I had a sensible breakfast and lunch. I ran at my lunch break. I went a little crazy at dinnertime - but I stayed within my points range for the day (including activity points). And guys, it may not sound like a big deal, but today is the first day in a LONG time that I've tracked the whole day through.

I'm hungry. But it's no wonder - it's almost midnight. So I'm drinking a big glass of water - and I'm going to shut this computer off so that I can get some quality sleep. During the past few months, I would've eaten something...but for now I'm sitting with the hunger.

I can't do anything about my fears for the future - because there is no promise that anyone can give me to tell me that things will be alright. But I can take each day on it's own. Living in the present seems to be a good thing to do right about now.

4 Comments:

Fat[free]Me said...

I know those feelings of not being able to enjoy the moment you are in in case it all goes wrong again - story of my life, lol!

Glad that you are turning it around - well done!

Kris said...

Welcome to a new week, a new leaf, a new BLANK page to track points on---or at least journal what you are eating. I am thinking about you!!!

Levi said...

There is a lot of stuff in the NVC training that we discussed awhile back about not judging yourself or others. I mean, this is pretty involved training so I think it takes YEARS to get to the point where you at least recognize self judgement. I told the instructor last night that I feel like I am in an NVC purgatory where I still judge and often (to be funny) make non-compassionate comments and catch myself before I blurt out whatever it was going to be, thus purgatory. I just sit there, pondering WTF was I going to say and why or why was I judging that person or myself?

There is just so much self-judgement and we must learn it from our families and peers and we can't judge them for helping us learn it. We have to just say "oh, okay, that's what happened." And sort of go on from there.

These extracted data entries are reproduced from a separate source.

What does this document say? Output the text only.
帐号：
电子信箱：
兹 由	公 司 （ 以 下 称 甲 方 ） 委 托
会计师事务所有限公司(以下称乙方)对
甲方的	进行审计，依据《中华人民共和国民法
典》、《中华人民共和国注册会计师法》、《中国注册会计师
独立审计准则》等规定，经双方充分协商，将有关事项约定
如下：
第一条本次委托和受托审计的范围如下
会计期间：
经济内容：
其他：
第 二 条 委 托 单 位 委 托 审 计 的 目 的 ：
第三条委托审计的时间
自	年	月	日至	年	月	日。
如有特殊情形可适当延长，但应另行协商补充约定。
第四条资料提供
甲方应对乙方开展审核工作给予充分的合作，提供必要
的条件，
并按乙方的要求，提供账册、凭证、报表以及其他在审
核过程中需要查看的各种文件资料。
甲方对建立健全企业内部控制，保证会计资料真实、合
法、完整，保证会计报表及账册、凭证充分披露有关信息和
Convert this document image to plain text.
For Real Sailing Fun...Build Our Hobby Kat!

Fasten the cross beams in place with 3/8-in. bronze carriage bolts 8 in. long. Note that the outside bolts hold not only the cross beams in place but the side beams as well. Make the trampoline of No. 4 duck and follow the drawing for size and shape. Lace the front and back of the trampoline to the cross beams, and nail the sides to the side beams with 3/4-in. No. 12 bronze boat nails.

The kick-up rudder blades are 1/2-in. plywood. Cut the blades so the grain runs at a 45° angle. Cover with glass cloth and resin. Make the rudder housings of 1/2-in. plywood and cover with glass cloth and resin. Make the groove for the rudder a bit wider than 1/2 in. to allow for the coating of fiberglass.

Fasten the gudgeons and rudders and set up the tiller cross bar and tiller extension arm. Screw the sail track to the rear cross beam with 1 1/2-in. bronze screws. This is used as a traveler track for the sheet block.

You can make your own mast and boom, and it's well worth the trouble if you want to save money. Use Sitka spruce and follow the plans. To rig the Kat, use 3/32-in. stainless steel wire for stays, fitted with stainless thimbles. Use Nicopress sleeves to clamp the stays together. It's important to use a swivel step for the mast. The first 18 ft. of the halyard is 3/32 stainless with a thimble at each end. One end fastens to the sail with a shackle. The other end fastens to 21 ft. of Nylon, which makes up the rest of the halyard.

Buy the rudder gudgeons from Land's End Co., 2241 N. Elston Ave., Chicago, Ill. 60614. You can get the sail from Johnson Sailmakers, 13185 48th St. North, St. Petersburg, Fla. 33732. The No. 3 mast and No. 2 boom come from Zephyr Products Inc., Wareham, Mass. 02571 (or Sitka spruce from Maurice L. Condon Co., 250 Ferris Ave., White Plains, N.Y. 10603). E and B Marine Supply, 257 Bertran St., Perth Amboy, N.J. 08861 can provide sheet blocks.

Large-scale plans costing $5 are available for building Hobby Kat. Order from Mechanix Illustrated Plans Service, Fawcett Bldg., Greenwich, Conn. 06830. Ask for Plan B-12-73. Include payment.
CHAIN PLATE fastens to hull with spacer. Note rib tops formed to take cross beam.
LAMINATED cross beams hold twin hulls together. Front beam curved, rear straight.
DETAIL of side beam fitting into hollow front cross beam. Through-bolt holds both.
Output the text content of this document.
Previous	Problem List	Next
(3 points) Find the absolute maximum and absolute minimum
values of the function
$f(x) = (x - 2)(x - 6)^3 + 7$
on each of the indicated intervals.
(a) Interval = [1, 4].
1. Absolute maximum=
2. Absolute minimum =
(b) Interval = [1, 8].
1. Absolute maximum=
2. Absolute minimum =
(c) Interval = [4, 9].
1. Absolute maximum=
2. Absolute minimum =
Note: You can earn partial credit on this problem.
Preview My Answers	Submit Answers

what a wacky comment this is. I got too many phone calls during! Darn it. "Oh, well, that's what happened."

Rex said...

The wonderful thing about self-discovery is that the new knowledge should empower us not to make exactly the same mistake again; or, if we do, knowing it is likely to have the same results. And yet, knowing this, I still act like I'm surprised when I discover, yet again, that 2+2=4. You are as self-enlightened as anyone I've met in recent history, so I have all confidence that you will continue to tweak your behaviors (and emotional responses to the ups and downs of life) in such a way that it all works the way you want it to. Certainly, that is my wish for both of us.